Polishing Up the Story on the PSI

 It has been a full year since President George W.


It has been a full year since President George W. Bush announced the establishment of the Proliferation Security Initiative (PSI) in Warsaw, Poland.  The PSI is a central pillar of the current U.S. strategy to prevent the proliferation of weapons of mass destruction.  The initiative works for concerted action among interested states, using their national capabilities to develop tools to interdict shipments of items on land, sea and air that could contribute to WMD programs.  On May 31, 2004, a two-day meeting was convened in Warsaw, engaging 85 states in broadening the development of the PSI and its activities.  

By some measures, the PSI has been a remarkable success.  The core group of states has reached 15, with Russia announcing its membership on May 31, and the presence of 70 more states at the Warsaw conference is testimony to wide international interest in elevating this nonproliferation mechanism to a higher level in diplomacy.  Liberia and Panama have completed agreements that now allow the U.S. to board the enormous number of ships registered under their flags if they pose proliferation dangers.  The State Department points out that PSI parties can now board approximately half the ships involved in international commerce.

The Bush Administration has simultaneously elevated another important principle in international affairs:  even if a foreign policy vehicle has broad international backing, its worth is low if it does not work.  Toward this end, the administration officials have therefore pointed to successful operations carried out within the context of PSI's Statement of Interdiction Principles.  Yet, upon examination, the PSI's effectiveness has not matched the administration's rhetoric.  Though marginally effective, the PSI has not led to the resounding non-proliferation victories trumpeted.

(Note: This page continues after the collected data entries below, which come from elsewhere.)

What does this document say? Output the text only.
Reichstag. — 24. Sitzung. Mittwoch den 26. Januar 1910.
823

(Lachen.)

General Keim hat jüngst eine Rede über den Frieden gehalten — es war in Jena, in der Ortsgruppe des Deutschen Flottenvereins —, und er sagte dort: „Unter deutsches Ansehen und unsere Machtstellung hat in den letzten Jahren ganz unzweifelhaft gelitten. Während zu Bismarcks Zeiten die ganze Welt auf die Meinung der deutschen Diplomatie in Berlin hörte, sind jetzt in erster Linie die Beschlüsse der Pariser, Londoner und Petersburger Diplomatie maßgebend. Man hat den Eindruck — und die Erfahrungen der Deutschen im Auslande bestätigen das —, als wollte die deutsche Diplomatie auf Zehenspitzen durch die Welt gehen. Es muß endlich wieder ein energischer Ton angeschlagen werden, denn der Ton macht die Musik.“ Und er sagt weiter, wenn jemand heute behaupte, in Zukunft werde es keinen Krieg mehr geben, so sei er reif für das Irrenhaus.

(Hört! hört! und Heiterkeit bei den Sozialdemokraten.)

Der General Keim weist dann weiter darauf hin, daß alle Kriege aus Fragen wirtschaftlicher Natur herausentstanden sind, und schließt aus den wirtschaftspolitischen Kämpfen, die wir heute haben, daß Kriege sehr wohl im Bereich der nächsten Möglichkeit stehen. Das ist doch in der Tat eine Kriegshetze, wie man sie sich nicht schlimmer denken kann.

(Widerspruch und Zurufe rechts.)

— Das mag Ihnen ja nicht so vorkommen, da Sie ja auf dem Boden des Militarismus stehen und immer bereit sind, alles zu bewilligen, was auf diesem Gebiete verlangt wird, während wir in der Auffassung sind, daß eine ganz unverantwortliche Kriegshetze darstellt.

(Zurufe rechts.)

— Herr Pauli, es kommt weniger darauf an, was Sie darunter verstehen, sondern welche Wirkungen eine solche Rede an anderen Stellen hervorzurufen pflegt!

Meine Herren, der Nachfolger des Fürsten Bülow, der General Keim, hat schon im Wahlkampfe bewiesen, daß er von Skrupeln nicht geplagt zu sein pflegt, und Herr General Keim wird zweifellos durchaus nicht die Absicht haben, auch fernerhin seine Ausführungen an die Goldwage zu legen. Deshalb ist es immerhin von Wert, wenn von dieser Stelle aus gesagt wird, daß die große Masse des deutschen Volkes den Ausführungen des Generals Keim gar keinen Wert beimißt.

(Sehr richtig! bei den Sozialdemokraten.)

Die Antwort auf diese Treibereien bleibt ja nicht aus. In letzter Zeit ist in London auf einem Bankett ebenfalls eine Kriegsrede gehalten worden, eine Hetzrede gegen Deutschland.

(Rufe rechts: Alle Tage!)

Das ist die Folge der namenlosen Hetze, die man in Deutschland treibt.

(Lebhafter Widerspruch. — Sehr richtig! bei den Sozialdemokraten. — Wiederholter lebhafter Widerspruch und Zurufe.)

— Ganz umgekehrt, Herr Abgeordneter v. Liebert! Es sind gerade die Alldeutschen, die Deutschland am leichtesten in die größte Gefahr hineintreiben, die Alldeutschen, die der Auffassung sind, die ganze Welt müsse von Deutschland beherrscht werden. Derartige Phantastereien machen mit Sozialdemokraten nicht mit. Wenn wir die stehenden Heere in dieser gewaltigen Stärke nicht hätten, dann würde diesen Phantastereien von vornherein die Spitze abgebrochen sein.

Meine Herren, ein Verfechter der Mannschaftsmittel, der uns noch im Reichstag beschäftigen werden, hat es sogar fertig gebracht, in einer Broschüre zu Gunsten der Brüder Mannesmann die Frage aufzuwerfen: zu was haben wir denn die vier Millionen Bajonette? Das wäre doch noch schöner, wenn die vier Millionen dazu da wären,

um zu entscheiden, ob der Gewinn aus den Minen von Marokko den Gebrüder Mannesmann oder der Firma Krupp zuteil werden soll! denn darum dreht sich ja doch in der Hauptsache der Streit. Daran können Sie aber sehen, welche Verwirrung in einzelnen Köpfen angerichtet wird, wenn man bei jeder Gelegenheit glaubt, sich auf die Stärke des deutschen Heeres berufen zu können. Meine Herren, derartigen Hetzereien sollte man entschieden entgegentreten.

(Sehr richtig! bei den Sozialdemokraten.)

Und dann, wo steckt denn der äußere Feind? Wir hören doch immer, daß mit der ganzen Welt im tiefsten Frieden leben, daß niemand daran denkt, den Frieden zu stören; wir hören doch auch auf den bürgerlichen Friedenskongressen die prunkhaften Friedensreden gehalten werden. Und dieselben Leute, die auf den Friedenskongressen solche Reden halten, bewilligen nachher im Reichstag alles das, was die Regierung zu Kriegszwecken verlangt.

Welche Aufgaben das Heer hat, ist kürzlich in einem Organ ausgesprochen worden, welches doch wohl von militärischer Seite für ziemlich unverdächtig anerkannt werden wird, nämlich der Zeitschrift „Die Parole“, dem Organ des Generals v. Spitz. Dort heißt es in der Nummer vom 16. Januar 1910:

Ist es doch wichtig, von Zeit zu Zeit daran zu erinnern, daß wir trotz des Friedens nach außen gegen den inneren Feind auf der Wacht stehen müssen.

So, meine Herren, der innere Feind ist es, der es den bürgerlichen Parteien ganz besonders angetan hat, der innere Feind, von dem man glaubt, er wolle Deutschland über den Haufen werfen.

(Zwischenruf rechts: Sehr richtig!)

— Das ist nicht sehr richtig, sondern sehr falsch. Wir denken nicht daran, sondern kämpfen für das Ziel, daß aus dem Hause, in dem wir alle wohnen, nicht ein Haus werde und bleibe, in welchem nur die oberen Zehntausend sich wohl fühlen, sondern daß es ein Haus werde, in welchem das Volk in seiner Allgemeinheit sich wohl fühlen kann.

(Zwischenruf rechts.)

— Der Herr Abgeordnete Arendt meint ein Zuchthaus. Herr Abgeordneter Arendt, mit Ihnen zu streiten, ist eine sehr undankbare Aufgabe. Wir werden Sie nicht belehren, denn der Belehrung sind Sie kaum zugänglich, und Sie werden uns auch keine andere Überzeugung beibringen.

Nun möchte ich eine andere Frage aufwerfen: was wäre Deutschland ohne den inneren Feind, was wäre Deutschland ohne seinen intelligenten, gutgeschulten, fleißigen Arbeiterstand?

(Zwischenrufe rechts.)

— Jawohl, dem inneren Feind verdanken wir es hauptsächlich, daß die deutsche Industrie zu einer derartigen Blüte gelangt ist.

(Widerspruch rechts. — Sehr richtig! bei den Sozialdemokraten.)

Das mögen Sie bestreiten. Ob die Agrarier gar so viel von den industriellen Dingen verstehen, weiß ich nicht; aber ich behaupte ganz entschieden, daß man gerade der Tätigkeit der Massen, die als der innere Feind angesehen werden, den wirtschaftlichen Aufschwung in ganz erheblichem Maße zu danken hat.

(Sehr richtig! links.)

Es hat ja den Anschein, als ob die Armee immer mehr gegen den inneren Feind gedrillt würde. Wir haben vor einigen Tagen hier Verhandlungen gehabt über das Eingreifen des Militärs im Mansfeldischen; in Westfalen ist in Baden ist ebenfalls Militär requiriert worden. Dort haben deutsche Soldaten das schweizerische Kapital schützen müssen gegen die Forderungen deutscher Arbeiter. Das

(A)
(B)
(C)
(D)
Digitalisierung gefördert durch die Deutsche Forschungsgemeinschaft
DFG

President Bush first announced a successful operation in the February 11, 2004 rollout of his approach to nonproliferation.  In the address, he detailed the October 4, 2003, interception by Germany and Italy, using U.S. and U.K.-supplied intelligence, of a vessel in the Mediterranean on its way from Malaysia to Libya.  The German-owned boat carried components for a "turnkey" uranium enrichment centrifuge factory produced with the expertise of the illicit nuclear technology sales network led by Pakistani scientist A.Q. Khan.

Undersecretary of State for Arms Control and International Security John Bolton, the administration official who has led the implementation of PSI, testified to members of Congress on March 30, 2004, about how this successful operation drove negotiations with Libya.  Although Libya refused to engage in "serious conversation about the importance of verifying" the elements of its WMD program, the PSI interdiction persuaded it to assent to "discussions on what became a very extensive series of inspections and visits [by U.K. and U.S. officials] proceeded."  After the October and December 2003 inspections, Libya agreed to permanently dismantle its WMD programs on December 19.

Libya's disarmament commitments represent an undeniable accomplishment in nonproliferation.  The astonishingly rapid pace at which Libya has divested itself of its nuclear and chemical weapons infrastructure deserves no second-guessing of any kind.  However, the October 2003 interception of the Libyan nuclear equipment is the only publicly disclosed instance demonstrating the effectiveness of the PSI approach and is offered as a justification for its expansion.  With Undersecretary Bolton arguing that the Libya operation was "the most recent example" of successful cooperative interdiction efforts, a closer look is required by the diplomats returning from the Warsaw meeting.

Initially, U.S. government officials drew no connections between the nonproliferation achievement in Libya and the PSI's operations.  While crediting the U.S. intelligence community and its existing coordination efforts with foreign governments for putting the pieces together on the Libyan program, the State Department spokesperson Richard Boucher explained on December 22, 2003 that the PSI was "a more recent development," although it did provide additional tools to combat WMD proliferation generally.

The link between the PSI and Libya's disarmament was only made clear in President Bush's February address.  However, the president's own statements suggested that the PSI was not essential to intercepting the Libya shipment.  The principles undergirding PSI interdictions had only been agreed to on September 4, 2003.  Bush, however, explained that "over several years," American and British intelligence agents had "pieced together" the network of nuclear proliferation emanating from Pakistan and used this information to track the Libya-bound vessel just one month after the PSI's procedures had been formally agreed to by the core parties, including Germany and Italy. 

The President and other administration officials have offered no clear explanation of why the years of investigation that preceded the operation were trumped by one month of authorized exchanges of information and cooperative interdiction activities under the PSI.  Moreover, it is difficult to imagine that the U.S. would have found much resistance in recruiting Italy and Germany to stop a vessel that it was certain contained materials of concern.

Another question that has been neither asked nor answered concerns the content of the negotiations with Libya prior to the October interception.  If Libya was reluctant to allow the scope of its weapons programs to be verified, it is hard to understand why American officials would allow unproductive negotiations with Qaddafi to proceed for seven months.  Moreover, it is even more difficult to see why Libya would permit such sweeping inspections to occur within weeks of having its nuclear weapons capability cut-off in transit.